O projeto se utilizava dos espaços Fab Lab Livre SP, rede de laboratórios públicos de fabricação digital espalhada pela capital paulista, para dar acesso e condições tecnológicas para que os(as) educadores(as) desenvolvessem esses materiais. Lá eles(as) tinham acesso a máquinas A laser, impressoras 3D etc. Como a formação em 2020 foi 100% on-line, sem acesso a esses espaços, a solução foi enviar kits de tecnologia para os três municípios paulistas participantes: Nova Odessa, Peruíbe e Cruzeiro. Os kits continham dispositivo de áudio, arduíno e dado digital e sonoro.

Para Regina Mercurio, a dificuldade da formação remota e da limitação do acesso à tecnologia fortaleceu algumas colaborações importantes entre os participantes:

Como eram poucos kits, os professores precisaram resolver entre eles o que cada um ia fazer, quem ia cortar, quando iam discutir as questões, como fazer para adaptar o material. Vimos que eles tiveram muito apoio da comunidade: a mãe de um aluno confeccionou os bonequinhos, o marido da professora ajudou na parte eletrônica etc. Nós enviamos tutoriais e estivemos disponíveis sempre pra ajudá-los, principalmente para garantir que eles tivessem essa experiência prática com a tecnologia, sem esquecer que ela por si só não é um material pedagógico acessível, mas sim um recurso que contribui para a sua criação.” 

Regina Mercurio

Na Corrida do Desafio, material acessível criado na edição de 2020 pela Escola Municipal de Ensino Fundamental e Educação Infantil (Emefei) Dante Gazzetta, de Nova Odessa, no interior paulista, o jogo de tabuleiro é inspirado em elementos presentes no entorno da escola, e tem farol de led, áudios e alfabeto móvel com imagens, braile e Libras para incentivar o processo de escrita e leitura dos estudantes. Para jogar, os estudantes devem acionar o dispositivo de áudio e ouvir as parlendas e canções. Depois, precisam montar a palavra solicitada para avançar casas no tabuleiro.
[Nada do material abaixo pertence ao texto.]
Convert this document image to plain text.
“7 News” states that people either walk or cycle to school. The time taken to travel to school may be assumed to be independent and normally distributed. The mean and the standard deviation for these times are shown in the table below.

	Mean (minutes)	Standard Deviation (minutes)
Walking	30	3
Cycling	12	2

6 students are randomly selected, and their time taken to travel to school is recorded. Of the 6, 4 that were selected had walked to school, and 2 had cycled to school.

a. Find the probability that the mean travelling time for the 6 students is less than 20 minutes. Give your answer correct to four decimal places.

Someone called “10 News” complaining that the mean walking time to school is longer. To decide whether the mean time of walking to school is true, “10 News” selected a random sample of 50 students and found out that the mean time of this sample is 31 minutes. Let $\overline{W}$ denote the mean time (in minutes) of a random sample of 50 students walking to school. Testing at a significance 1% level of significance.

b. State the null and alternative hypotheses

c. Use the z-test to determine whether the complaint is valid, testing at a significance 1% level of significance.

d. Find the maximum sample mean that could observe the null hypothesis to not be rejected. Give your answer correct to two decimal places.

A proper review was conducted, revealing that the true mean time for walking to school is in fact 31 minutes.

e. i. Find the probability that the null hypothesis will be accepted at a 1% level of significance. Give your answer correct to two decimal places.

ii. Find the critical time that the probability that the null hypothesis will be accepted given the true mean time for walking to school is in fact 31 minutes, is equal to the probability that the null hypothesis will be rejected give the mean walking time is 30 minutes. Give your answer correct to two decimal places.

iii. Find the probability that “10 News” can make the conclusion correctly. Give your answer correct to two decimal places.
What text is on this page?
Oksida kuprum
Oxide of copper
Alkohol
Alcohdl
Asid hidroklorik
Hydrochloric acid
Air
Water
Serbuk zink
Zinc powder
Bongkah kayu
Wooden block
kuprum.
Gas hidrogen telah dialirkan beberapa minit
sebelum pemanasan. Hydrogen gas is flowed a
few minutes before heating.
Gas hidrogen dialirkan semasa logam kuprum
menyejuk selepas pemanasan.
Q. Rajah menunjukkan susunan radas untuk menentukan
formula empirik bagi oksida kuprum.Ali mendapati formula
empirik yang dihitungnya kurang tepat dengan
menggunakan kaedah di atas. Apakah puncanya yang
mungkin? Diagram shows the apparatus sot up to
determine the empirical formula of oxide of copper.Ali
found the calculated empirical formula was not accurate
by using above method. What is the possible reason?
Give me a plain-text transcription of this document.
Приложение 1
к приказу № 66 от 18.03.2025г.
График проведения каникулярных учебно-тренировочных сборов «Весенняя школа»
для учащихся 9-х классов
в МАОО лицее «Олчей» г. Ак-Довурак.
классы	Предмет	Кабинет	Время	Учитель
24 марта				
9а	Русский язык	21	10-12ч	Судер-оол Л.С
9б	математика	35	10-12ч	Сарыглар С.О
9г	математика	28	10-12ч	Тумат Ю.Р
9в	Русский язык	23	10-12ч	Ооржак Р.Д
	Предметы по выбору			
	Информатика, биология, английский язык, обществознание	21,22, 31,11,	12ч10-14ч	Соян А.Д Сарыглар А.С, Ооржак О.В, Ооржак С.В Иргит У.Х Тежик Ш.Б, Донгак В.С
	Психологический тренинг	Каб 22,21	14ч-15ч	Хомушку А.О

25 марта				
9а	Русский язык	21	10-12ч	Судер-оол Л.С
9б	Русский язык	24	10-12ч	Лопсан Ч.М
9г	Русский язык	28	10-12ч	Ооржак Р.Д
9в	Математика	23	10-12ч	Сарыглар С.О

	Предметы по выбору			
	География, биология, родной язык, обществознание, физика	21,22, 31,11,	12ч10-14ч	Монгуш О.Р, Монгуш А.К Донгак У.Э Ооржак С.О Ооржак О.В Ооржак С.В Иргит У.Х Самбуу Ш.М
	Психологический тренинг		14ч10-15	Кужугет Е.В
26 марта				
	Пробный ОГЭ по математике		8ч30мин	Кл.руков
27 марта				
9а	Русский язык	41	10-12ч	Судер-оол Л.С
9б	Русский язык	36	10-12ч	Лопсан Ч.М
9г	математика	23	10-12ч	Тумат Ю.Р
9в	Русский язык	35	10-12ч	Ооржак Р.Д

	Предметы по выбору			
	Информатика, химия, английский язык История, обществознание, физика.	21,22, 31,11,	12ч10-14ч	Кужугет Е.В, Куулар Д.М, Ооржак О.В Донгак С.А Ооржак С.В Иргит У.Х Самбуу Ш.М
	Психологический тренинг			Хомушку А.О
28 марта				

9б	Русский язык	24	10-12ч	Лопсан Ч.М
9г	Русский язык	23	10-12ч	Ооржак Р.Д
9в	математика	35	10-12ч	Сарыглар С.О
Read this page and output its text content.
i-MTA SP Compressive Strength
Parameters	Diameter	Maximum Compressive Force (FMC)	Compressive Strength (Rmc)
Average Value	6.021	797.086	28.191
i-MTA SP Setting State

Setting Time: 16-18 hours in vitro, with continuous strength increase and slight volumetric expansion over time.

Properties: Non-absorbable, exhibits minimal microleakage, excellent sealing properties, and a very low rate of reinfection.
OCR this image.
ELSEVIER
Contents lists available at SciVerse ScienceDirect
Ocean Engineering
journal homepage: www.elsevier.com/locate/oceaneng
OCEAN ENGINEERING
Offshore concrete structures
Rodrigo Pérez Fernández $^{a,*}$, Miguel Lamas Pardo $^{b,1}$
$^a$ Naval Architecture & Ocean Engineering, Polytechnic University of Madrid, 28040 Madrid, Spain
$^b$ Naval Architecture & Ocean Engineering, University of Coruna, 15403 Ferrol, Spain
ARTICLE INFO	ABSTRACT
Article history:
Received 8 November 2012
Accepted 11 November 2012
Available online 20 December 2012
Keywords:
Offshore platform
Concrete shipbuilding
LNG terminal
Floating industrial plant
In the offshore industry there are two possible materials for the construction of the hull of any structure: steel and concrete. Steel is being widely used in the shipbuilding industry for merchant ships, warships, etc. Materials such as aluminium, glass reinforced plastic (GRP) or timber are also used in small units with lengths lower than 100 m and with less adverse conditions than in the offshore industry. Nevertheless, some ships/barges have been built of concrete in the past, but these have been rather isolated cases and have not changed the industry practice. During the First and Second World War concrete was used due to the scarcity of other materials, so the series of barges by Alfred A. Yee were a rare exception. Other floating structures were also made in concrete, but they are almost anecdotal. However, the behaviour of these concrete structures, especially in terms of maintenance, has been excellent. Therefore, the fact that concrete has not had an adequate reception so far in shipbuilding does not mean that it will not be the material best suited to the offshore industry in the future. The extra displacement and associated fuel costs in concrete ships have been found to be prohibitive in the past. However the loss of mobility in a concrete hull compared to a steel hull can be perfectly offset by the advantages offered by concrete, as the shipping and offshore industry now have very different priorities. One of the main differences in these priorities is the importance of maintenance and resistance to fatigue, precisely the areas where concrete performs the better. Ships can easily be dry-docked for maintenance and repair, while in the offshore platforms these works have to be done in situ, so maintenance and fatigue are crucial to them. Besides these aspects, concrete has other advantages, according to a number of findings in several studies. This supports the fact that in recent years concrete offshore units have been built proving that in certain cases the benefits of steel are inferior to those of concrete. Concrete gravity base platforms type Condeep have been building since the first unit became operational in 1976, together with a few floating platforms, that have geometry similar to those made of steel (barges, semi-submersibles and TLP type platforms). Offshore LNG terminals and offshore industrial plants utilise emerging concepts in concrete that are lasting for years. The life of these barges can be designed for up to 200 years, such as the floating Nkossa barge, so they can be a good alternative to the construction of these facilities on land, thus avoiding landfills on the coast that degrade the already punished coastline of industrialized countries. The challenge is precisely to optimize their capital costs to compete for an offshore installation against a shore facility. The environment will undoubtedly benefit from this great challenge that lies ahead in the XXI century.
O Jogo da Memória foi construído em painel MDF, com cartas plastificadas para a associação de figuras com a língua portuguesa e a de sinais, e um dado eletrônico. Para a professora Thais, a formação foi importante para lhe dar segurança e incentivo pra trabalhar com a tecnologia:

Apesar de ter 33 anos, eu ainda tenho muita resistência com as questões tecnológicas. Não sei mexer em muita coisa ainda e o medo de falhar nos impede de seguir em frente, botar a mão na massa. A formação em si deu essa motivação, esse empoderamento, de vermos que conseguimos e podemos fazer, independente das dificuldades. Acredito que nós, enquanto professoras, estamos sempre criando, seja um joguinho de EVA ou um cartaz em cartolina. São coisas simples, mas que pra mim mostram que somos todos um pouco maker, por questão de necessidade, de se adaptar e fazer acontecer.”

Thais Izumi da Cruz

Educação inclusiva no ensino remoto

Uma das principais preocupações dos(as) especialistas em educação hoje é o aumento da evasão escolar por causa da pandemia. De acordo com a pesquisa Enfrentamento da cultura do fracasso escolar, mais de 5 milhões de crianças e adolescentes foram privadas do seu direito à educação em 2020. O perfil desses estudantes é facilmente identificável: em sua maioria, crianças e adolescentes negros(as) e indígenas ou com deficiências, concentrados(as) nas regiões Norte e Nordeste.

A dificuldade de acesso à internet se torna central nesse cenário, já que as atividades pedagógicas em muitos lugares têm se dado por meio da tecnologia. Para Regina Mercurio, esse é um recorte social importante de ser compreendido:

As pesquisas mostram que a maioria dos estudantes no Brasil não tem acesso à internet, é uma questão de desigualdade social – independente de se têm deficiência ou não. Porque temos alunos com deficiência com internet e alunos com deficiência sem internet.”

Regina Mercurio

Para garantir que a escola mantenha o vínculo e o aprendizado de todos(as) os (as) alunos(as) nessas atividades remotas, Regina destaca a importância de experiências de professores(as) que têm buscado diversificar o trabalho pedagógico, utilizando não só os materiais impressos, mas mandando vídeos com Libras e áudios pelo WhatsApp e propondo diferentes recursos e estratégias. 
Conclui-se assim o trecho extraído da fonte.